The State of Email Security Report, from email and data security company Mimecast, found that cyber criminals continue to use email as a primary vehicle to steal data and deliver advanced threats, and the results of this research provide valuable insights and trends around what’s affecting organisations the most and how they can improve their overall security posture.
Social engineering attacks are a rising concern for organisations, Mimecast said, because they’re “often one of the most difficult to control”.
“Most notably, the report found that impersonation attacks increased [by] 67 per cent in comparison to the results in last year’s report — with 73 per cent of those organisations impacted by impersonation attacks having experienced a direct loss, specifically loss of customers (28 per cent), financial loss (29 per cent) and data loss (40 per cent),” it reported.
“Phishing attacks were the most prominent type of cyber attack, with 94 per cent of respondents having experienced phishing and spear phishing attacks in the previous 12 months, and 55 per cent cited seeing an increase in phishing attacks over the same time period.”
Not only are email-based attacks on the rise, Mimecast continued, but they are also “affecting how confident people are in their organisation’s cyber security defenses”, and ultimately, their ability to do their jobs.
“61 per cent believe it is likely or inevitable their organisation will suffer a negative business impact from an email-borne attack this year,” the company espoused.

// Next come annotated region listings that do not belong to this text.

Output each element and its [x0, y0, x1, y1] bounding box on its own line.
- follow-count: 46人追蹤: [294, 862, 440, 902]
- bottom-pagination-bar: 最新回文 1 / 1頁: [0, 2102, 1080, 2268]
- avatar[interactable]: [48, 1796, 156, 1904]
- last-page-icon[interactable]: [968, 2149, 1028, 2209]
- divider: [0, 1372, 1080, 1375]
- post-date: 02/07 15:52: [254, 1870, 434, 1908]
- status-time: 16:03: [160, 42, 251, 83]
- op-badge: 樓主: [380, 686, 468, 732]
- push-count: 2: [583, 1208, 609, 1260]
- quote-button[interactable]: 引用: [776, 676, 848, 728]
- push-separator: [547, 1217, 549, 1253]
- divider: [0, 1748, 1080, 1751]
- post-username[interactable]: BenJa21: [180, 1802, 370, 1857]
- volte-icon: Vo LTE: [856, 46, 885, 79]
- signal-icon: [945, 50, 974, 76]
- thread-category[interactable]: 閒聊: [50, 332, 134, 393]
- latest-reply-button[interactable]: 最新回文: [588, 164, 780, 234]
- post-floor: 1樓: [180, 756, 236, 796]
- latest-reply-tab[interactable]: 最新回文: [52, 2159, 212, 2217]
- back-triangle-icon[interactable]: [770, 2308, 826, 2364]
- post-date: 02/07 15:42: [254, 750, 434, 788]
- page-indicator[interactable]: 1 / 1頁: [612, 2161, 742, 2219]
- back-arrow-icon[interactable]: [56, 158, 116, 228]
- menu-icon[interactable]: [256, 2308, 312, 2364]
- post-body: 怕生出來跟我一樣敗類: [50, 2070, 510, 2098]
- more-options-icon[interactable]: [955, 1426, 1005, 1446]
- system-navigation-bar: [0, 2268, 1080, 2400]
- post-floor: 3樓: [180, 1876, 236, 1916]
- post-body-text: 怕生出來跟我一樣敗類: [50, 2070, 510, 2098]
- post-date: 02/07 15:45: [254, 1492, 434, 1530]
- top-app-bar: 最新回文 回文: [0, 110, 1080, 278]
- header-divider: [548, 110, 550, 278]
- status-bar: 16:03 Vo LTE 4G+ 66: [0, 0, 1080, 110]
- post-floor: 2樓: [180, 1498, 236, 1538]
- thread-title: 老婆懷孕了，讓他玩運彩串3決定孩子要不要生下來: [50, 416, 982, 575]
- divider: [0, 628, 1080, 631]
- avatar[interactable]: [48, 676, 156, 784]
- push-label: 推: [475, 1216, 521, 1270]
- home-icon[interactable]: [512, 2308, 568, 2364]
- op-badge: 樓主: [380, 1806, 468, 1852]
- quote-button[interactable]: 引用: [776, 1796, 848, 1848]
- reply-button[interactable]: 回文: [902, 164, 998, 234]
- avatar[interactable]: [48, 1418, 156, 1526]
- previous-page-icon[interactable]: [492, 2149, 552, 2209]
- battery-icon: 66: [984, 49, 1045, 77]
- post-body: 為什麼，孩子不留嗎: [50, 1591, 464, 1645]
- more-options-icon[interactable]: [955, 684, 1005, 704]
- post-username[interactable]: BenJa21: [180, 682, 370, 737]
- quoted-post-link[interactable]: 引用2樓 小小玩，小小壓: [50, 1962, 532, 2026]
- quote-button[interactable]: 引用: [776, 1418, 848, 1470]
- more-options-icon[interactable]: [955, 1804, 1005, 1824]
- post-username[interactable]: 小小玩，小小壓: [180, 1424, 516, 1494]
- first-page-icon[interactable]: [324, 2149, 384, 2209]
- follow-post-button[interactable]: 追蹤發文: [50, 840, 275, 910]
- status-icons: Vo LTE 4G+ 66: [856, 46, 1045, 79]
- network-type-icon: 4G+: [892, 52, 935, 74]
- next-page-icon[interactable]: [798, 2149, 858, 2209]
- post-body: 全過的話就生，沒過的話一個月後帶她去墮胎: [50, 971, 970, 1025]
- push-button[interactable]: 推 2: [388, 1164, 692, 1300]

“Also, business-disrupting ransomware attacks are up [by] 26 per cent in comparison to last year. 49 per cent of respondents noted having downtime for two to three days, whereas 31 per cent experienced downtime for four to five days.”
Mimecast vice-president of threat intelligence Josh Douglas said that email security systems are the frontline defense for most of attacks, but that having and providing data on these attacks is “not what creates value for most respondents”.
“Survey results indicate that vendors need to be able to provide actionable intelligence out of the mass of data they collect, and not just focus on indicators of compromise which would only address past problems,” he said.
“The top five industries being impacted by impersonation attacks [are] financial, manufacturing, professional services, science/technology and transportation industries. Understanding these key pain points helps organisations build a more comprehensive cyber resilience plan.”